Various minimally invasive techniques have been described for the decompression of lumbar spinal stenosis (LSS). However, few reports have described the results of endoscopic posterior decompression (EPD) with laminectomy performed under local anesthesia. This study aimed to evaluate the clinical and radiological outcomes of EPD performed under local anesthesia in patients with LSS and to compare the procedural outcomes in patients with and without preoperative spondylolisthesis.

METHODS

Fifty patients (28 female and 22 male) who underwent EPD under local anesthesia were included in this study. Patients were assessed before surgery and were followed up with regular outpatient visits (at 1, 3, 6, 12, and 24 months postoperatively). Clinical outcomes were evaluated using the visual analog scale (VAS), Oswestry Disability Index (ODI), and the 36-Item Short Form Survey (SF-36) outcome questionnaire. Radiological outcomes were assessed by measuring lumbar lordosis, disc-wedging angle, percentage of vertebral slippage, and disc height index on plain standing radiographs.

RESULTS

The VAS, ODI, and SF-36 scores were significantly improved at 1 month after surgery compared to the baseline mean values, and the improved scores were maintained over the 2-year follow-up period.

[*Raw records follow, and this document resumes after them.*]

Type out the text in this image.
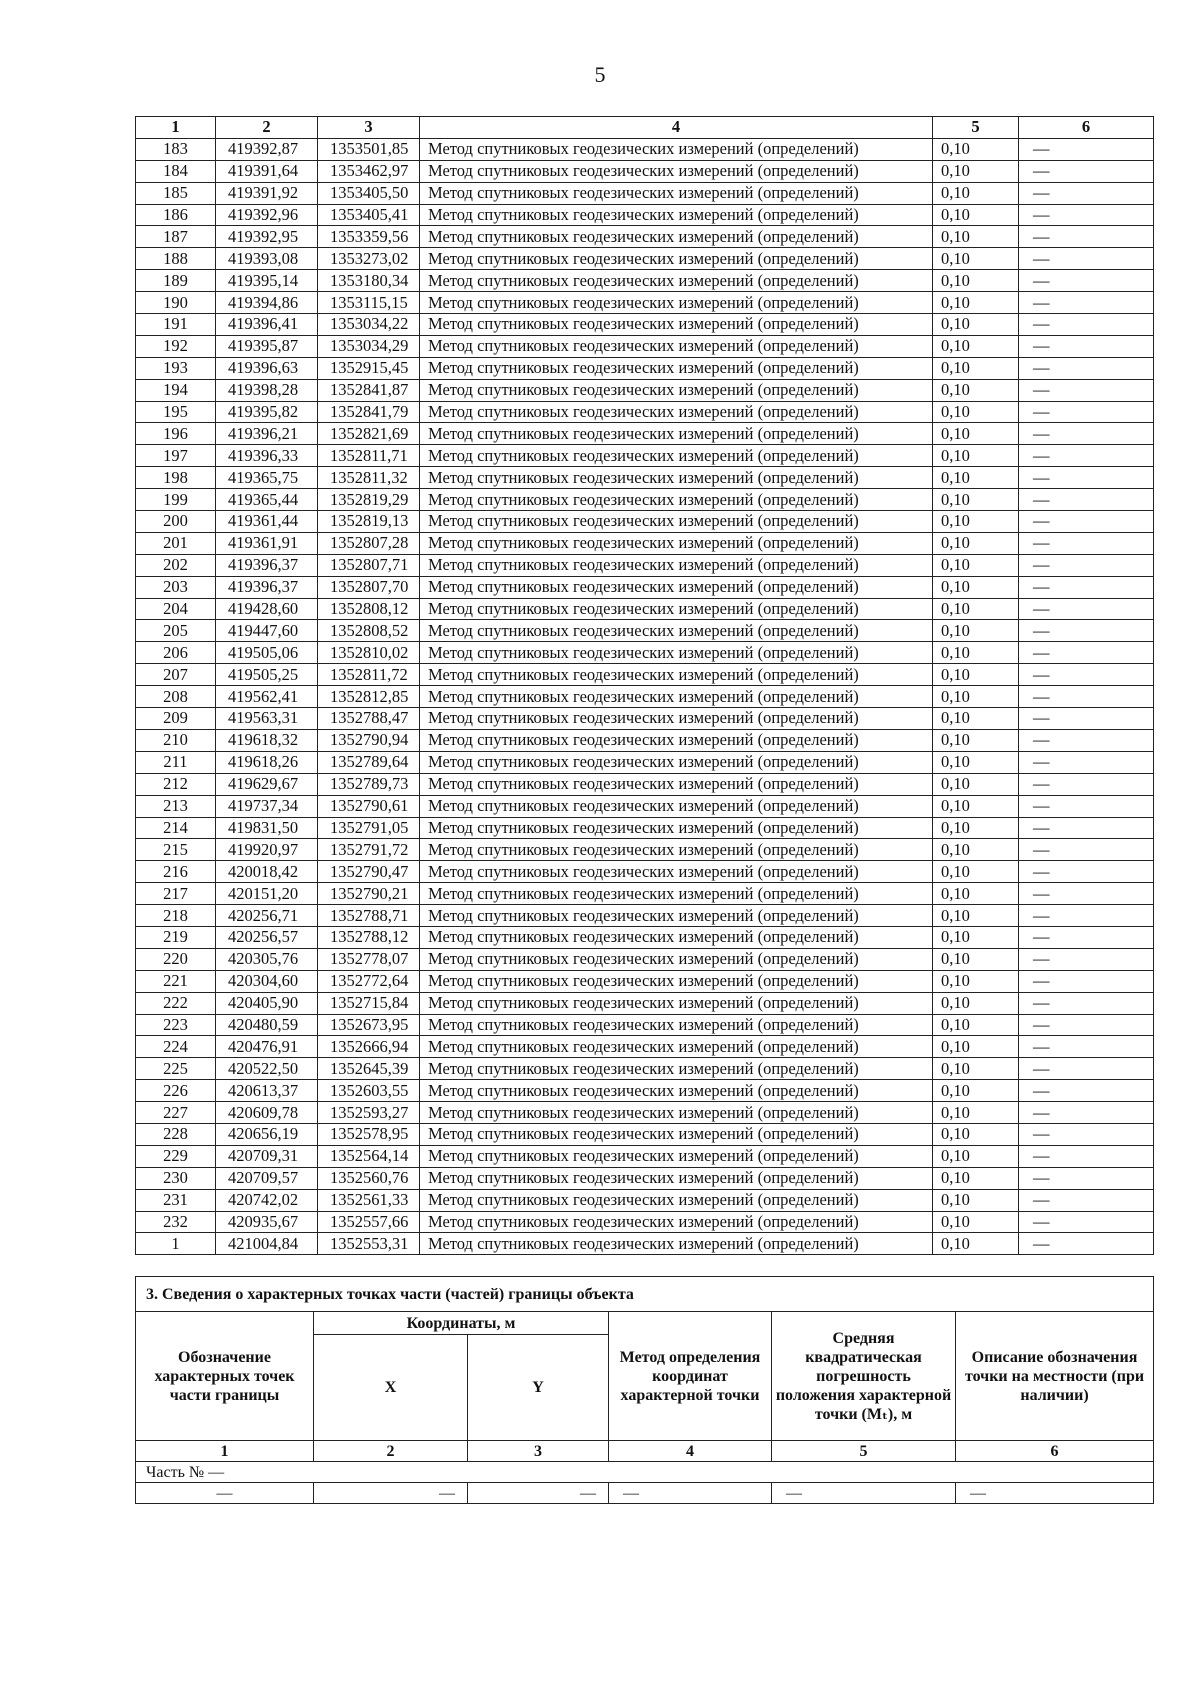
5
1	2	3	4	5	6
183	419392,87	1353501,85	Метод спутниковых геодезических измерений (определений)	0,10	—
184	419391,64	1353462,97	Метод спутниковых геодезических измерений (определений)	0,10	—
185	419391,92	1353405,50	Метод спутниковых геодезических измерений (определений)	0,10	—
186	419392,96	1353405,41	Метод спутниковых геодезических измерений (определений)	0,10	—
187	419392,95	1353359,56	Метод спутниковых геодезических измерений (определений)	0,10	—
188	419393,08	1353273,02	Метод спутниковых геодезических измерений (определений)	0,10	—
189	419395,14	1353180,34	Метод спутниковых геодезических измерений (определений)	0,10	—
190	419394,86	1353115,15	Метод спутниковых геодезических измерений (определений)	0,10	—
191	419396,41	1353034,22	Метод спутниковых геодезических измерений (определений)	0,10	—
192	419395,87	1353034,29	Метод спутниковых геодезических измерений (определений)	0,10	—
193	419396,63	1352915,45	Метод спутниковых геодезических измерений (определений)	0,10	—
194	419398,28	1352841,87	Метод спутниковых геодезических измерений (определений)	0,10	—
195	419395,82	1352841,79	Метод спутниковых геодезических измерений (определений)	0,10	—
196	419396,21	1352821,69	Метод спутниковых геодезических измерений (определений)	0,10	—
197	419396,33	1352811,71	Метод спутниковых геодезических измерений (определений)	0,10	—
198	419365,75	1352811,32	Метод спутниковых геодезических измерений (определений)	0,10	—
199	419365,44	1352819,29	Метод спутниковых геодезических измерений (определений)	0,10	—
200	419361,44	1352819,13	Метод спутниковых геодезических измерений (определений)	0,10	—
201	419361,91	1352807,28	Метод спутниковых геодезических измерений (определений)	0,10	—
202	419396,37	1352807,71	Метод спутниковых геодезических измерений (определений)	0,10	—
203	419396,37	1352807,70	Метод спутниковых геодезических измерений (определений)	0,10	—
204	419428,60	1352808,12	Метод спутниковых геодезических измерений (определений)	0,10	—
205	419447,60	1352808,52	Метод спутниковых геодезических измерений (определений)	0,10	—
206	419505,06	1352810,02	Метод спутниковых геодезических измерений (определений)	0,10	—
207	419505,25	1352811,72	Метод спутниковых геодезических измерений (определений)	0,10	—
208	419562,41	1352812,85	Метод спутниковых геодезических измерений (определений)	0,10	—
209	419563,31	1352788,47	Метод спутниковых геодезических измерений (определений)	0,10	—
210	419618,32	1352790,94	Метод спутниковых геодезических измерений (определений)	0,10	—
211	419618,26	1352789,64	Метод спутниковых геодезических измерений (определений)	0,10	—
212	419629,67	1352789,73	Метод спутниковых геодезических измерений (определений)	0,10	—
213	419737,34	1352790,61	Метод спутниковых геодезических измерений (определений)	0,10	—
214	419831,50	1352791,05	Метод спутниковых геодезических измерений (определений)	0,10	—
215	419920,97	1352791,72	Метод спутниковых геодезических измерений (определений)	0,10	—
216	420018,42	1352790,47	Метод спутниковых геодезических измерений (определений)	0,10	—
217	420151,20	1352790,21	Метод спутниковых геодезических измерений (определений)	0,10	—
218	420256,71	1352788,71	Метод спутниковых геодезических измерений (определений)	0,10	—
219	420256,57	1352788,12	Метод спутниковых геодезических измерений (определений)	0,10	—
220	420305,76	1352778,07	Метод спутниковых геодезических измерений (определений)	0,10	—
221	420304,60	1352772,64	Метод спутниковых геодезических измерений (определений)	0,10	—
222	420405,90	1352715,84	Метод спутниковых геодезических измерений (определений)	0,10	—
223	420480,59	1352673,95	Метод спутниковых геодезических измерений (определений)	0,10	—
224	420476,91	1352666,94	Метод спутниковых геодезических измерений (определений)	0,10	—
225	420522,50	1352645,39	Метод спутниковых геодезических измерений (определений)	0,10	—
226	420613,37	1352603,55	Метод спутниковых геодезических измерений (определений)	0,10	—
227	420609,78	1352593,27	Метод спутниковых геодезических измерений (определений)	0,10	—
228	420656,19	1352578,95	Метод спутниковых геодезических измерений (определений)	0,10	—
229	420709,31	1352564,14	Метод спутниковых геодезических измерений (определений)	0,10	—
230	420709,57	1352560,76	Метод спутниковых геодезических измерений (определений)	0,10	—
231	420742,02	1352561,33	Метод спутниковых геодезических измерений (определений)	0,10	—
232	420935,67	1352557,66	Метод спутниковых геодезических измерений (определений)	0,10	—
1	421004,84	1352553,31	Метод спутниковых геодезических измерений (определений)	0,10	—
3. Сведения о характерных точках части (частей) границы объекта					
Обозначение характерных точек части границы	Координаты, м		Метод определения координат характерной точки	Средняя квадратическая погрешность положения характерной точки (Mₜ), м	Описание обозначения точки на местности (при наличии)
	X	Y			
1	2	3	4	5	6
Часть № —					
—	—	—	—	—	—
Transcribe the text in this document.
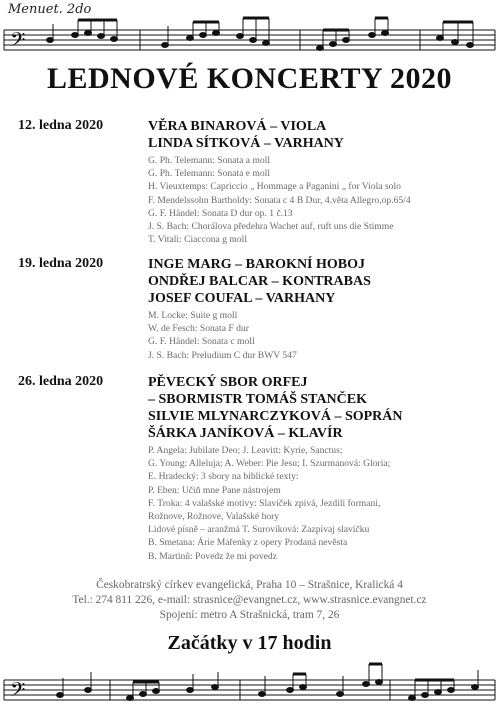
Menuet. 2do
𝄢
LEDNOVÉ KONCERTY 2020
12. ledna 2020	VĚRA BINAROVÁ – VIOLA
LINDA SÍTKOVÁ – VARHANY
G. Ph. Telemann: Sonata a moll
G. Ph. Telemann: Sonata e moll
H. Vieuxtemps: Capriccio „ Hommage a Paganini „ for Viola solo
F. Mendelssohn Bartholdy: Sonata c 4 B Dur, 4.věta Allegro,op.65/4
G. F. Händel: Sonata D dur op. 1 č.13
J. S. Bach: Chorálova předehra Wachet auf, ruft uns die Stimme
T. Vitali: Ciaccona g moll
19. ledna 2020	INGE MARG – BAROKNÍ HOBOJ
ONDŘEJ BALCAR – KONTRABAS
JOSEF COUFAL – VARHANY
M. Locke: Suite g moll
W. de Fesch: Sonata F dur
G. F. Händel: Sonata c moll
J. S. Bach: Preludium C dur BWV 547
26. ledna 2020	PĚVECKÝ SBOR ORFEJ
– SBORMISTR TOMÁŠ STANČEK
SILVIE MLYNARCZYKOVÁ – SOPRÁN
ŠÁRKA JANÍKOVÁ – KLAVÍR
P. Angela: Jubilate Deo; J. Leavitt: Kyrie, Sanctus;
G. Young: Alleluja; A. Weber: Pie Jesu; I. Szurmanová: Gloria;
E. Hradecký: 3 sbory na biblické texty:
P. Eben: Učiň mne Pane nástrojem
F. Troka: 4 valašské motivy: Slavíček zpívá, Jezdili formani,
Rožnove, Rožnove, Valašské hory
Lidové písně – aranžmá T. Surovíková: Zazpívaj slavíčku
B. Smetana: Árie Mařenky z opery Prodaná nevěsta
B. Martinů: Povedz že mi povedz
Českobratrský církev evangelická, Praha 10 – Strašnice, Kralická 4
Tel.: 274 811 226, e-mail: strasnice@evangnet.cz, www.strasnice.evangnet.cz
Spojení: metro A Strašnická, tram 7, 26
Začátky v 17 hodin
𝄢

Radiological progression was found in 2 patients during the follow-up period. Patients with and without preoperative spondylolisthesis had no significant differences in their clinical and radiological outcomes.

CONCLUSIONS

EPD performed under local anesthesia is effective for LSS treatment. Similar favorable outcomes can be obtained in patients with and without preoperative spondylolisthesis using this approach.